Cradled in the lap of the Himalayas, Jammu & Kashmir earned itself the title of ‘heaven on earth’ decades ago, drawing in tourists and filmmakers alike for its scenic beauty, blooming gardens and colourful houseboats.
Regrettably, though, the state has been embroiled in violent conflict for many years now, negatively affecting the tourism industry. As per the Environmental Information System (ENVIS), a Web-enabled and comprehensive portal of the Indian government that provides information on environment and related subjects, the valley saw only a few thousand tourists from the early 1990s to the 2000s.
 
But things seem to be getting better now.
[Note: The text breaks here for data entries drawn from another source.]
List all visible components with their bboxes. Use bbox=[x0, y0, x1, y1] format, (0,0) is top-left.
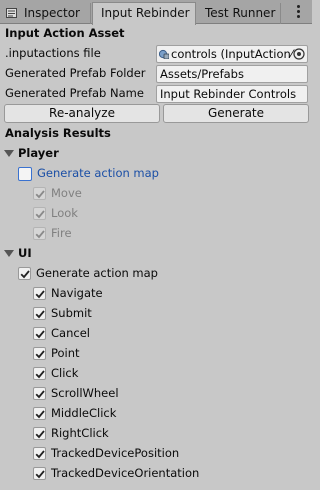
object-picker-icon[interactable] bbox=[293, 48, 305, 60]
action-checkbox[interactable] bbox=[33, 307, 46, 320]
action-label: Navigate bbox=[51, 286, 103, 300]
action-label: RightClick bbox=[51, 426, 109, 440]
check-icon bbox=[35, 350, 45, 359]
check-icon bbox=[35, 370, 45, 379]
kebab-menu-icon[interactable] bbox=[292, 3, 306, 21]
check-icon bbox=[35, 310, 45, 319]
inputactions-object-field[interactable]: controls (InputAction⁄ bbox=[156, 45, 308, 63]
field-label: Generated Prefab Name bbox=[5, 86, 144, 100]
action-label: Submit bbox=[51, 306, 92, 320]
check-icon bbox=[35, 210, 45, 219]
ui-action-row: Point bbox=[0, 344, 312, 364]
check-icon bbox=[35, 390, 45, 399]
ui-action-row: ScrollWheel bbox=[0, 384, 312, 404]
action-checkbox[interactable] bbox=[33, 427, 46, 440]
inspector-icon bbox=[6, 8, 17, 18]
ui-action-row: Cancel bbox=[0, 324, 312, 344]
foldout-player[interactable]: Player bbox=[0, 144, 312, 164]
inputactions-row: .inputactions file controls (InputAction… bbox=[0, 44, 312, 64]
ui-action-row: TrackedDevicePosition bbox=[0, 444, 312, 464]
section-header-results: Analysis Results bbox=[0, 124, 312, 144]
check-icon bbox=[35, 330, 45, 339]
action-checkbox[interactable] bbox=[33, 207, 46, 220]
action-label: Point bbox=[51, 346, 80, 360]
action-checkbox[interactable] bbox=[33, 327, 46, 340]
player-action-row: Fire bbox=[0, 224, 312, 244]
ui-action-row: RightClick bbox=[0, 424, 312, 444]
check-icon bbox=[35, 190, 45, 199]
action-checkbox[interactable] bbox=[33, 187, 46, 200]
action-label: Move bbox=[51, 186, 82, 200]
ui-action-row: Submit bbox=[0, 304, 312, 324]
action-label: ScrollWheel bbox=[51, 386, 119, 400]
player-action-row: Move bbox=[0, 184, 312, 204]
ui-generate-row: Generate action map bbox=[0, 264, 312, 284]
check-icon bbox=[35, 450, 45, 459]
action-checkbox[interactable] bbox=[33, 347, 46, 360]
tab-input-rebinder[interactable]: Input Rebinder bbox=[92, 2, 196, 25]
foldout-title: UI bbox=[18, 246, 32, 260]
prefab-name-row: Generated Prefab Name Input Rebinder Con… bbox=[0, 84, 312, 104]
player-generate-row: Generate action map bbox=[0, 164, 312, 184]
section-header-asset: Input Action Asset bbox=[0, 24, 312, 44]
foldout-ui[interactable]: UI bbox=[0, 244, 312, 264]
ui-generate-checkbox[interactable] bbox=[18, 267, 31, 280]
prefab-folder-row: Generated Prefab Folder Assets/Prefabs bbox=[0, 64, 312, 84]
ui-action-row: Click bbox=[0, 364, 312, 384]
tab-label: Test Runner bbox=[205, 6, 276, 20]
action-checkbox[interactable] bbox=[33, 367, 46, 380]
action-checkbox[interactable] bbox=[33, 407, 46, 420]
field-label: .inputactions file bbox=[5, 46, 101, 60]
action-label: Cancel bbox=[51, 326, 90, 340]
section-title: Input Action Asset bbox=[5, 26, 125, 40]
checkbox-label: Generate action map bbox=[36, 266, 158, 280]
generate-button[interactable]: Generate bbox=[163, 104, 309, 123]
reanalyze-button[interactable]: Re-analyze bbox=[4, 104, 160, 123]
field-label: Generated Prefab Folder bbox=[5, 66, 146, 80]
action-checkbox[interactable] bbox=[33, 447, 46, 460]
check-icon bbox=[20, 270, 30, 279]
action-label: Look bbox=[51, 206, 78, 220]
player-action-row: Look bbox=[0, 204, 312, 224]
action-checkbox[interactable] bbox=[33, 387, 46, 400]
action-label: TrackedDevicePosition bbox=[51, 446, 180, 460]
action-checkbox[interactable] bbox=[33, 227, 46, 240]
field-value: Assets/Prefabs bbox=[160, 67, 244, 81]
ui-action-row: Navigate bbox=[0, 284, 312, 304]
chevron-down-icon[interactable] bbox=[4, 150, 14, 157]
checkbox-label: Generate action map bbox=[37, 166, 159, 180]
player-generate-checkbox[interactable] bbox=[18, 167, 32, 181]
action-label: TrackedDeviceOrientation bbox=[51, 466, 200, 480]
tab-label: Inspector bbox=[24, 6, 80, 20]
field-value: Input Rebinder Controls bbox=[160, 87, 297, 101]
action-label: Fire bbox=[51, 226, 72, 240]
prefab-name-input[interactable]: Input Rebinder Controls bbox=[156, 85, 308, 103]
tab-inspector[interactable]: Inspector bbox=[0, 3, 91, 24]
action-checkbox[interactable] bbox=[33, 467, 46, 480]
check-icon bbox=[35, 230, 45, 239]
tab-test-runner[interactable]: Test Runner bbox=[197, 3, 281, 24]
check-icon bbox=[35, 430, 45, 439]
check-icon bbox=[35, 470, 45, 479]
check-icon bbox=[35, 410, 45, 419]
tab-bar: Inspector Input Rebinder Test Runner bbox=[0, 0, 312, 25]
chevron-down-icon[interactable] bbox=[4, 250, 14, 257]
input-actions-asset-icon bbox=[159, 49, 169, 59]
action-label: Click bbox=[51, 366, 79, 380]
tab-label: Input Rebinder bbox=[101, 6, 190, 20]
ui-action-row: MiddleClick bbox=[0, 404, 312, 424]
field-value: controls (InputAction⁄ bbox=[171, 47, 293, 61]
action-label: MiddleClick bbox=[51, 406, 117, 420]
action-checkbox[interactable] bbox=[33, 287, 46, 300]
prefab-folder-input[interactable]: Assets/Prefabs bbox=[156, 65, 308, 83]
button-row: Re-analyze Generate bbox=[0, 103, 312, 123]
check-icon bbox=[35, 290, 45, 299]
section-title: Analysis Results bbox=[5, 126, 111, 140]
ui-action-row: TrackedDeviceOrientation bbox=[0, 464, 312, 484]
foldout-title: Player bbox=[18, 146, 59, 160]
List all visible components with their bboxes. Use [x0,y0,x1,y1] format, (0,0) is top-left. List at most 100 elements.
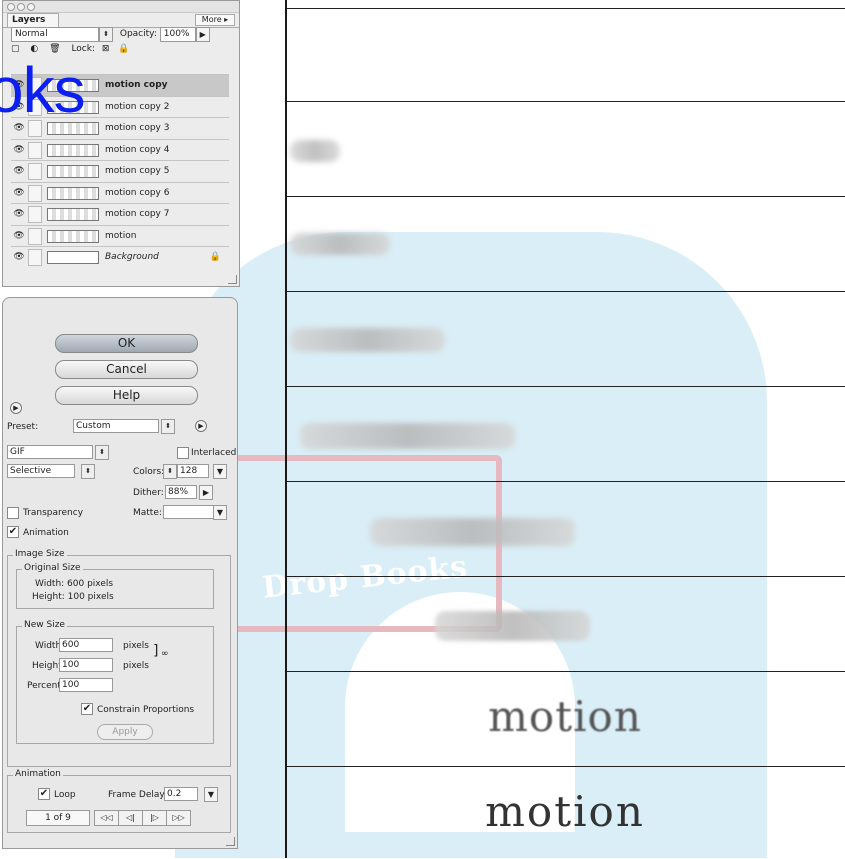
height-unit: pixels [123,661,149,671]
layers-titlebar[interactable] [3,1,239,13]
constrain-proportions-label: Constrain Proportions [97,705,195,715]
optimize-menu-icon[interactable]: ▶ [10,402,22,414]
frame-4 [285,291,845,387]
panel-resize-grip-icon[interactable] [226,837,235,846]
width-input[interactable]: 600 [59,638,113,652]
animation-checkbox[interactable]: ✔ [7,526,19,538]
animation-check-label: Animation [23,528,69,538]
last-frame-icon[interactable]: ▷▷ [166,810,191,826]
image-size-group: Image Size Original Size Width: 600 pixe… [7,549,231,767]
link-bracket-icon: ] [153,643,159,659]
adjustment-layer-icon[interactable]: ◐ [30,44,38,54]
opacity-input[interactable]: 100% [159,27,196,42]
save-for-web-panel: OK Cancel Help ▶ Preset: Custom ⬍ ▶ GIF … [2,297,238,849]
layer-row[interactable]: 👁 motion copy 4 [11,138,229,161]
percent-input[interactable]: 100 [59,678,113,692]
layer-link-box[interactable] [28,141,42,159]
more-menu-button[interactable]: More ▸ [195,14,235,26]
layer-row[interactable]: 👁 Background 🔒 [11,246,229,268]
dither-label: Dither: [133,488,164,498]
preset-select[interactable]: Custom [73,419,159,433]
constrain-proportions-checkbox[interactable]: ✔ [81,703,93,715]
lock-all-icon[interactable]: 🔒 [118,44,129,54]
opacity-slider-arrow-icon[interactable]: ▶ [195,27,210,42]
strip-left-border [285,0,287,858]
dither-input[interactable]: 88% [165,485,197,499]
minimize-icon[interactable] [17,3,25,11]
tab-layers[interactable]: Layers [7,13,59,27]
settings-menu-icon[interactable]: ▶ [195,420,207,432]
dither-slider-icon[interactable]: ▶ [199,485,213,500]
motion-blur-ghost [290,140,340,162]
matte-dropdown-icon[interactable]: ▼ [213,505,227,520]
zoom-icon[interactable] [27,3,35,11]
visibility-eye-icon[interactable]: 👁 [13,252,25,262]
preset-label: Preset: [7,422,39,432]
opacity-label: Opacity: [119,29,157,39]
ok-button[interactable]: OK [55,334,198,353]
layer-name: motion copy 5 [105,166,170,176]
layer-row[interactable]: 👁 motion copy 7 [11,203,229,225]
frame-5 [285,386,845,482]
previous-frame-icon[interactable]: ◁| [118,810,143,826]
colors-input[interactable]: 128 [177,464,209,478]
layer-name: motion copy 6 [105,187,170,198]
layer-link-box[interactable] [28,184,42,202]
lock-transparency-icon[interactable]: ⊠ [102,44,110,54]
blend-mode-select[interactable]: Normal [11,27,99,42]
motion-blur-ghost [370,518,575,546]
visibility-eye-icon[interactable]: 👁 [13,209,25,219]
trash-icon[interactable]: 🗑 [49,44,60,54]
apply-button[interactable]: Apply [97,724,153,740]
visibility-eye-icon[interactable]: 👁 [13,145,25,155]
layer-thumbnail [47,251,99,264]
layer-link-box[interactable] [28,163,42,180]
layer-lock-icon: 🔒 [209,252,221,262]
image-size-title: Image Size [13,549,67,559]
resize-grip-icon[interactable] [228,275,237,284]
loop-label: Loop [54,790,76,800]
original-size-title: Original Size [22,563,83,573]
new-set-icon[interactable]: ▢ [11,44,20,54]
frame-delay-dropdown-icon[interactable]: ▼ [204,787,218,802]
frame-nav-group: ◁◁ ◁| |▷ ▷▷ [94,810,194,826]
help-button[interactable]: Help [55,386,198,405]
chain-link-icon[interactable]: ∞ [161,649,169,659]
layer-thumbnail [47,229,99,243]
colors-dropdown-icon[interactable]: ▼ [213,464,227,479]
reduction-stepper-icon[interactable]: ⬍ [81,464,95,479]
layers-tab-bar: Layers More ▸ [3,13,239,28]
reduction-select[interactable]: Selective [7,464,75,478]
layer-row[interactable]: 👁 motion [11,224,229,247]
preset-stepper-icon[interactable]: ⬍ [161,419,175,434]
frame-delay-input[interactable]: 0.2 [164,787,198,801]
layer-link-box[interactable] [28,206,42,223]
next-frame-icon[interactable]: |▷ [142,810,167,826]
frame-8: motion [285,671,845,767]
first-frame-icon[interactable]: ◁◁ [94,810,119,826]
format-stepper-icon[interactable]: ⬍ [95,445,109,460]
height-input[interactable]: 100 [59,658,113,672]
matte-select[interactable] [163,505,217,519]
original-size-group: Original Size Width: 600 pixels Height: … [16,563,214,609]
frame-1 [285,8,845,104]
layer-row[interactable]: 👁 motion copy 6 [11,181,229,204]
interlaced-checkbox[interactable] [177,447,189,459]
frame-2 [285,101,845,197]
motion-blur-ghost [290,328,445,352]
layer-link-box[interactable] [28,227,42,245]
loop-checkbox[interactable]: ✔ [38,788,50,800]
visibility-eye-icon[interactable]: 👁 [13,231,25,241]
format-select[interactable]: GIF [7,445,93,459]
original-height-text: Height: 100 pixels [32,592,114,602]
layer-link-box[interactable] [28,249,42,266]
colors-label: Colors: [133,467,165,477]
transparency-checkbox[interactable] [7,507,19,519]
visibility-eye-icon[interactable]: 👁 [13,188,25,198]
colors-stepper-icon[interactable]: ⬍ [163,464,177,479]
layer-row[interactable]: 👁 motion copy 5 [11,160,229,182]
close-icon[interactable] [7,3,15,11]
visibility-eye-icon[interactable]: 👁 [13,166,25,176]
cancel-button[interactable]: Cancel [55,360,198,379]
blend-mode-stepper-icon[interactable]: ⬍ [99,27,113,42]
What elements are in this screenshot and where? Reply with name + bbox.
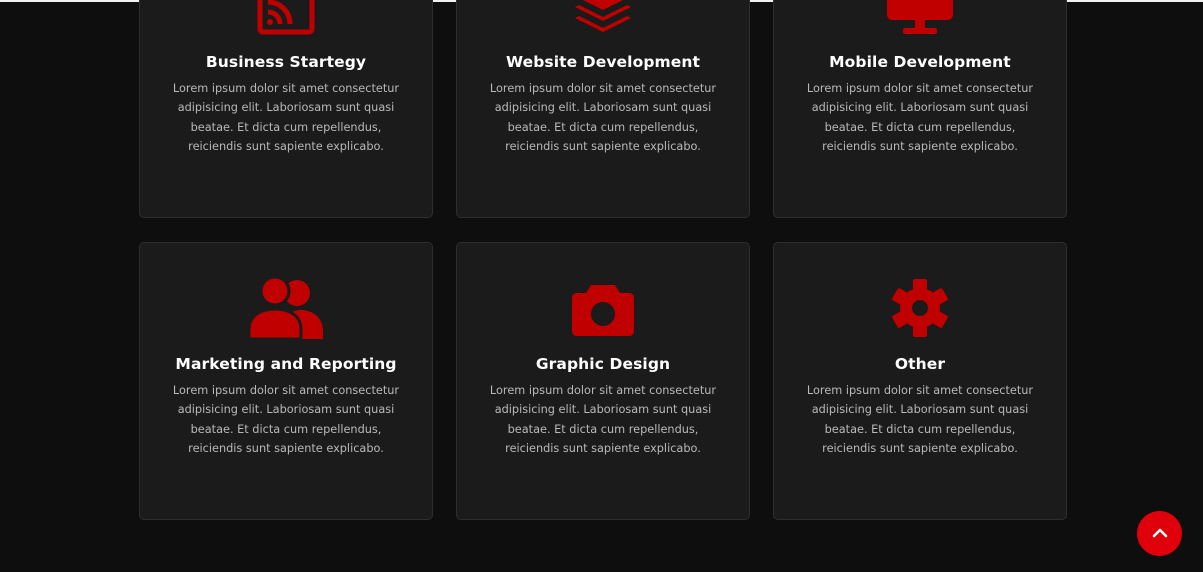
- users-icon: [140, 275, 432, 341]
- page: Business Startegy Lorem ipsum dolor sit …: [0, 0, 1203, 572]
- service-title: Business Startegy: [205, 53, 367, 71]
- rss-feed-icon: [140, 0, 432, 39]
- monitor-icon: [774, 0, 1066, 39]
- service-description: Lorem ipsum dolor sit amet consectetur a…: [172, 82, 400, 153]
- layers-icon: [457, 0, 749, 39]
- service-card-graphic-design: Graphic Design Lorem ipsum dolor sit ame…: [456, 242, 750, 520]
- service-card-mobile-development: Mobile Development Lorem ipsum dolor sit…: [773, 0, 1067, 218]
- service-title: Mobile Development: [829, 53, 1011, 71]
- service-description: Lorem ipsum dolor sit amet consectetur a…: [172, 384, 400, 455]
- service-description: Lorem ipsum dolor sit amet consectetur a…: [806, 384, 1034, 455]
- service-title: Graphic Design: [535, 355, 671, 373]
- service-card-website-development: Website Development Lorem ipsum dolor si…: [456, 0, 750, 218]
- service-title: Marketing and Reporting: [175, 355, 397, 373]
- chevron-up-icon: [1152, 524, 1168, 543]
- camera-icon: [457, 275, 749, 341]
- service-description: Lorem ipsum dolor sit amet consectetur a…: [489, 82, 717, 153]
- gear-icon: [774, 275, 1066, 341]
- service-card-other: Other Lorem ipsum dolor sit amet consect…: [773, 242, 1067, 520]
- service-card-marketing-and-reporting: Marketing and Reporting Lorem ipsum dolo…: [139, 242, 433, 520]
- services-grid: Business Startegy Lorem ipsum dolor sit …: [139, 0, 1067, 520]
- service-title: Website Development: [505, 53, 701, 71]
- service-card-business-strategy: Business Startegy Lorem ipsum dolor sit …: [139, 0, 433, 218]
- service-description: Lorem ipsum dolor sit amet consectetur a…: [489, 384, 717, 455]
- service-description: Lorem ipsum dolor sit amet consectetur a…: [806, 82, 1034, 153]
- service-title: Other: [894, 355, 946, 373]
- scroll-to-top-button[interactable]: [1137, 511, 1182, 556]
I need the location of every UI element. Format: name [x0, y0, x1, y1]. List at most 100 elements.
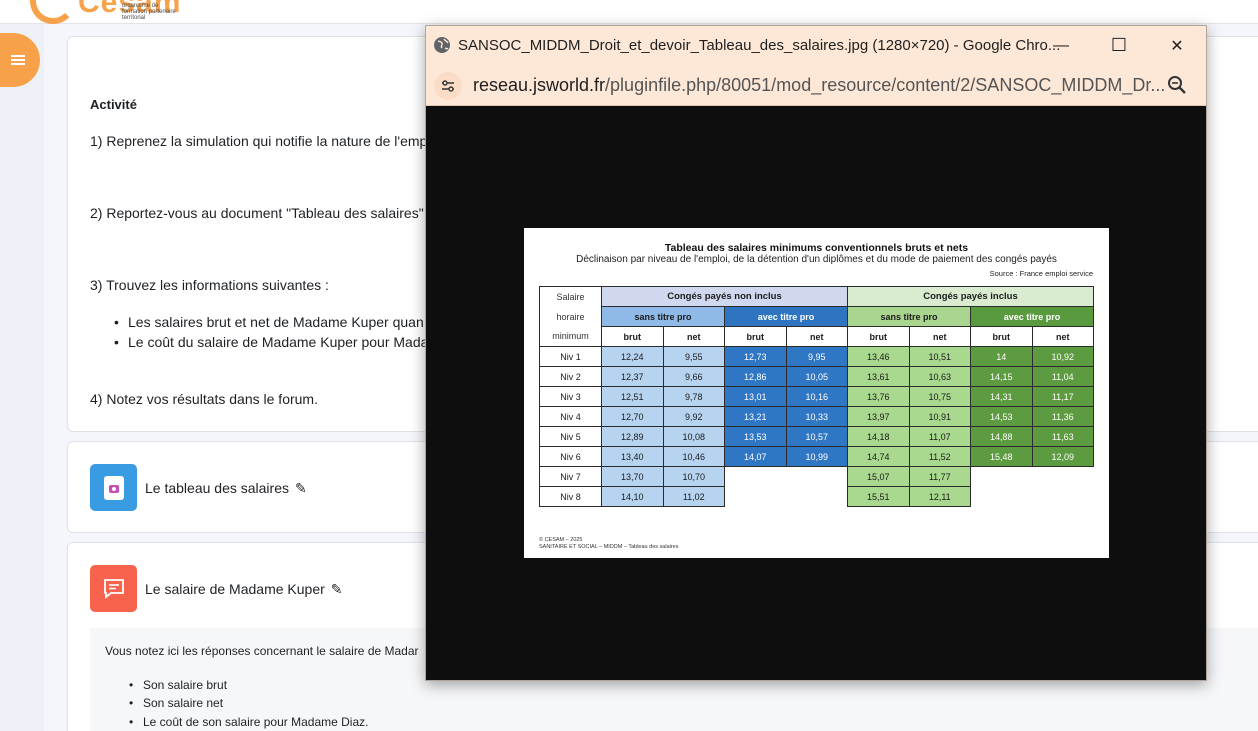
table-cell: 10,99 [785, 446, 848, 467]
maximize-button[interactable]: ☐ [1090, 26, 1148, 65]
table-cell: 12,73 [724, 346, 787, 367]
activity-heading: Activité [90, 97, 137, 112]
table-cell: 13,21 [724, 406, 787, 427]
table-cell: 13,76 [847, 386, 910, 407]
table-cell: 9,95 [785, 346, 848, 367]
table-cell: 14,15 [970, 366, 1033, 387]
table-cell: 10,57 [785, 426, 848, 447]
col-header-brut: brut [724, 326, 787, 347]
popup-titlebar[interactable]: SANSOC_MIDDM_Droit_et_devoir_Tableau_des… [426, 26, 1206, 65]
table-cell: 12,70 [601, 406, 664, 427]
sheet-title: Tableau des salaires minimums convention… [664, 242, 969, 254]
file-resource-label[interactable]: Le tableau des salaires [145, 480, 289, 496]
table-cell: 14,31 [970, 386, 1033, 407]
table-cell: 10,63 [908, 366, 971, 387]
left-rail [0, 24, 44, 731]
table-row: Niv 1 12,24 9,55 12,73 9,95 13,46 10,51 14 10,92 [539, 346, 1094, 367]
table-cell: 11,07 [908, 426, 971, 447]
url-path[interactable]: /pluginfile.php/80051/mod_resource/conte… [605, 75, 1165, 95]
sub-header-no-title-right: sans titre pro [847, 306, 971, 327]
forum-item-3: Le coût de son salaire pour Madame Diaz. [129, 715, 368, 729]
table-cell: 12,86 [724, 366, 787, 387]
forum-link[interactable]: Le salaire de Madame Kuper ✎ [145, 581, 343, 598]
col-header-brut: brut [970, 326, 1033, 347]
table-cell: 11,36 [1031, 406, 1094, 427]
row-label-2: horaire [539, 306, 602, 327]
table-cell: 11,52 [908, 446, 971, 467]
table-cell [970, 466, 1032, 487]
table-cell: 9,92 [662, 406, 725, 427]
table-cell [970, 486, 1032, 507]
activity-step-4: 4) Notez vos résultats dans le forum. [90, 391, 318, 407]
edit-pencil-icon[interactable]: ✎ [295, 480, 307, 496]
table-cell: 13,61 [847, 366, 910, 387]
group-header-left: Congés payés non inclus [601, 286, 848, 307]
table-cell: 10,16 [785, 386, 848, 407]
table-cell: 10,75 [908, 386, 971, 407]
table-row: Niv 4 12,70 9,92 13,21 10,33 13,97 10,91 14,53 1… [539, 406, 1094, 427]
table-cell: 15,51 [847, 486, 910, 507]
row-level: Niv 4 [539, 406, 602, 427]
table-cell: 11,63 [1031, 426, 1094, 447]
brand-tagline: organisme de formation partenaire territ… [122, 3, 176, 21]
col-header-brut: brut [601, 326, 664, 347]
url-host[interactable]: reseau.jsworld.fr [473, 75, 605, 95]
edit-pencil-icon[interactable]: ✎ [331, 581, 343, 597]
zoom-icon[interactable] [1166, 74, 1188, 96]
salary-table: Salaire Congés payés non inclus Congés p… [539, 286, 1094, 507]
table-cell: 14,10 [601, 486, 664, 507]
list-icon [11, 55, 25, 65]
forum-item-2: Son salaire net [129, 696, 223, 710]
table-cell [786, 466, 848, 487]
activity-step-3: 3) Trouvez les informations suivantes : [90, 277, 329, 293]
table-row: Niv 7 13,70 10,70 15,07 11,77 [539, 466, 1094, 487]
table-cell: 15,48 [970, 446, 1033, 467]
table-cell: 13,70 [601, 466, 664, 487]
forum-icon[interactable] [90, 565, 137, 612]
table-cell [1032, 466, 1094, 487]
table-cell: 14,07 [724, 446, 787, 467]
sheet-source: Source : France emploi service [989, 269, 1093, 278]
row-level: Niv 7 [539, 466, 602, 487]
salary-table-image: Tableau des salaires minimums convention… [524, 228, 1109, 558]
table-cell [724, 486, 786, 507]
url-text[interactable]: reseau.jsworld.fr/pluginfile.php/80051/m… [473, 75, 1165, 96]
table-row: Niv 8 14,10 11,02 15,51 12,11 [539, 486, 1094, 507]
activity-bullet-2: Le coût du salaire de Madame Kuper pour … [114, 334, 428, 350]
table-cell: 10,08 [662, 426, 725, 447]
table-cell: 12,09 [1031, 446, 1094, 467]
close-button[interactable]: ✕ [1148, 26, 1206, 65]
file-resource-link[interactable]: Le tableau des salaires ✎ [145, 480, 307, 497]
file-resource-icon[interactable] [90, 464, 137, 511]
site-info-icon[interactable] [434, 72, 462, 100]
col-header-net: net [785, 326, 848, 347]
sheet-footer: © CESAM – 2025 SANITAIRE ET SOCIAL – MID… [539, 537, 679, 551]
forum-label[interactable]: Le salaire de Madame Kuper [145, 581, 325, 597]
forum-desc-text: Vous notez ici les réponses concernant l… [105, 644, 419, 658]
table-cell: 14,53 [970, 406, 1033, 427]
table-cell: 10,05 [785, 366, 848, 387]
table-cell: 12,37 [601, 366, 664, 387]
globe-icon [434, 37, 450, 53]
sheet-footer-line-2: SANITAIRE ET SOCIAL – MIDDM – Tableau de… [539, 544, 679, 550]
table-cell [786, 486, 848, 507]
table-cell: 14,88 [970, 426, 1033, 447]
row-level: Niv 2 [539, 366, 602, 387]
table-cell: 11,17 [1031, 386, 1094, 407]
forum-item-1: Son salaire brut [129, 678, 227, 692]
table-cell: 14,18 [847, 426, 910, 447]
row-level: Niv 3 [539, 386, 602, 407]
table-row: Niv 6 13,40 10,46 14,07 10,99 14,74 11,52 15,48… [539, 446, 1094, 467]
minimize-button[interactable]: — [1032, 26, 1090, 65]
sub-header-with-title-right: avec titre pro [970, 306, 1094, 327]
table-cell: 15,07 [847, 466, 910, 487]
row-label-1: Salaire [539, 286, 602, 307]
address-bar[interactable]: reseau.jsworld.fr/pluginfile.php/80051/m… [426, 65, 1206, 106]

Last year, the state welcomed around 95 lakh domestic and international tourists, as per ENVIS. “These numbers reflect the commitment of various stakeholders towards the trade… and the support of domestic travellers,” says Mahmood Ahmad Shah, director of tourism, J&K.
 
The turnaround is happening in large part due to the J&K tourism department coming up with innovative ways to engage with modern day-travellers. One of these is horticulture tourism, which introduces visitors to the art of garden cultivation and management. So those travelling to Kashmir can expect to visit botanical gardens and plantations of saffron (which is grown only in J&K in India), almonds, apples, apricots and even walnuts.
 
As per Shah, this year is looking up for the state’s tourism industry as it has had a good start. “It snowed before the new year and Gulmarg (a popular skiing destination) was completely sold out throughout the holiday season,” he says.
 
But with many domestic travellers making their way towards the valley of flowers, it is pertinent to ensure their safety. “While the state may be in the news for the wrong reasons, not every border squirmish has an impact on the tourist corridor,” explains Shah, adding that J&K is perhaps the only other Indian state apart from Delhi to have its own tourist police, which addresses the safety concerns of those who visit the state.
 
“It’s a contingent of 300 officers under the senior superintendent of police, J&K, in addition to the security forces in all the tourist destinations to give a sense of confidence to travellers,” he says, adding that he hopes to see the tourist numbers rise even further.